Okay, so The Cape wasn't really that good. But you know what? Lots of shows aren't very good at first. Heck, Seinfeld was nearly canceled after five episodes. So there's definitely something to be said for letting a show grow into its potential. And The Cape certainly showed it had that potential as it unspooled the origin story of a cop who is framed for murder and becomes a vigilante to clear his name. Unfortunately for The Cape, NBC wasn't feeling so generous after the failure of Heroes, and permanently cut The Cape short after just ten episodes.

Teen Titans

Talk about shows that were never given a proper chance — TNT's live action Teen Titans never even got made! And that's kind of crazy given that the wild popularity of the Teen Titans cartoons over the past few years provides the show with a built-in fan base. Not to mention the fact that the network spent a year in pre-production developing the show before preemptively canceling it in early 2016. Or that the lead character, Nightwing, would be bound to draw in all those Batman fanatics. Just why Teen Titans was scrapped is a mystery, but given a chance by the right people — say, on The CW, where it could run alongside Arrow and Flash — there's no doubt Teen Titans could be a hit. Show some confidence, DC!

Human Target

During the transition from a comic to a TV show, Human Target went through a few changes. In the original DC Comics series, Christopher Chance was a both a professional body double and a master of disguise who altered his appearance in order to catch would-be assassins. On television, Chance simply worked his way into the targets' lives, making himself an irresistible target for his clients' foes.

It's a change that worked — Mark Valley is a charismatic guy, and you want your lead actor on screen as much as possible — and critics and audiences agreed, at least at first. Human Target launched to positive reviews and decent numbers, earning itself a second season. During Season 2, however, Fox pushed Human Target into a number of different time slots, aired episodes out of order, and preempted or doubled up episodes as executives saw fit. It didn't last until Season 3. Still, even at the end, Human Target showed signs of life. The last few episodes pulled the best ratings since the show's first season, suggesting that Human Target's audience was still out there. With all the schedule changes, they simply couldn't find it.

Power Pack

Superhero television shows have been around for a while — George Reeves' Adventures of Superman lasted for six seasons in the '50s, Adam West's Batman and Lynda Carter's equally campy turn as Wonder Woman delighted audiences in the '60s and '70s respectively, while The Incredible Hulk and original properties like The Greatest American Hero carried audiences through the '80s. Still, in 1991, the media wasn't all superheroes all the time, which is probably one reason why the Power Pack TV series never got more than a pilot. (New World, the company that produced the show, went out of business before the pilot aired, which surely didn't help.)
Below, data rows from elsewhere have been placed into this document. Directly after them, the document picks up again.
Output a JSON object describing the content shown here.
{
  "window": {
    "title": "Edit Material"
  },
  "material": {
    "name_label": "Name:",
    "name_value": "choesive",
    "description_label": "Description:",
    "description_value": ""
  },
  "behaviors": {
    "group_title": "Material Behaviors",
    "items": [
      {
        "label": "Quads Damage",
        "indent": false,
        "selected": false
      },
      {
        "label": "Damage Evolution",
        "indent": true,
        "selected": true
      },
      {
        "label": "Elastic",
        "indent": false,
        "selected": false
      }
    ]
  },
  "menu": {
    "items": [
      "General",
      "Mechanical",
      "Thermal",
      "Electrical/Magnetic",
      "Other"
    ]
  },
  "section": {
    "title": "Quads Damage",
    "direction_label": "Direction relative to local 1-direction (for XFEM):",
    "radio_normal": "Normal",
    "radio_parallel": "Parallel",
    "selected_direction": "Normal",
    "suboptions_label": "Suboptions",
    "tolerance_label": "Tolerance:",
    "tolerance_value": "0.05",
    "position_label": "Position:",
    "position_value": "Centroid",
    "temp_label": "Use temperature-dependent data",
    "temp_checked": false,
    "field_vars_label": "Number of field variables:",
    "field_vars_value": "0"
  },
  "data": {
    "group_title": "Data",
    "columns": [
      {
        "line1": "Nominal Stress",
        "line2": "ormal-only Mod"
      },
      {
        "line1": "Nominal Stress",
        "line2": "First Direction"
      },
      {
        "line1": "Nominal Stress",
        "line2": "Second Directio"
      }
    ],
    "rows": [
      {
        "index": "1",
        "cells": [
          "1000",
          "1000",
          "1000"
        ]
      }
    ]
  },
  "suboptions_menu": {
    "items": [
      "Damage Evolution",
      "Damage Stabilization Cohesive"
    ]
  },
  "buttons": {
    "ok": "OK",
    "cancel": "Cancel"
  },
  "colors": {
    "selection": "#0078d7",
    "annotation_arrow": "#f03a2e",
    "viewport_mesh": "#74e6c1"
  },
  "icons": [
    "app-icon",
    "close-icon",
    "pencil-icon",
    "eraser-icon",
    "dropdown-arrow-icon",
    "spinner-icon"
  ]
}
And yeah, OK, the Power Pack TV show, which allegedly aired a few times on FOX, isn't very good, but the premise — four young kids get superpowers and go on adventures fighting both villains and various social ills — is strong. It would fit right in on Disney XD, alongside Hulu's Runaways or, if you age the characters up just a little bit, on Freeform, home of Marvel's upcoming Cloak & Dagger series. Marvel thinks so, too: the studio tried to bring the Power Pack back to the small screen in 2000, although that effort fell by the wayside when Lionsgate bought Marvel's producing partner Artisan in 2013.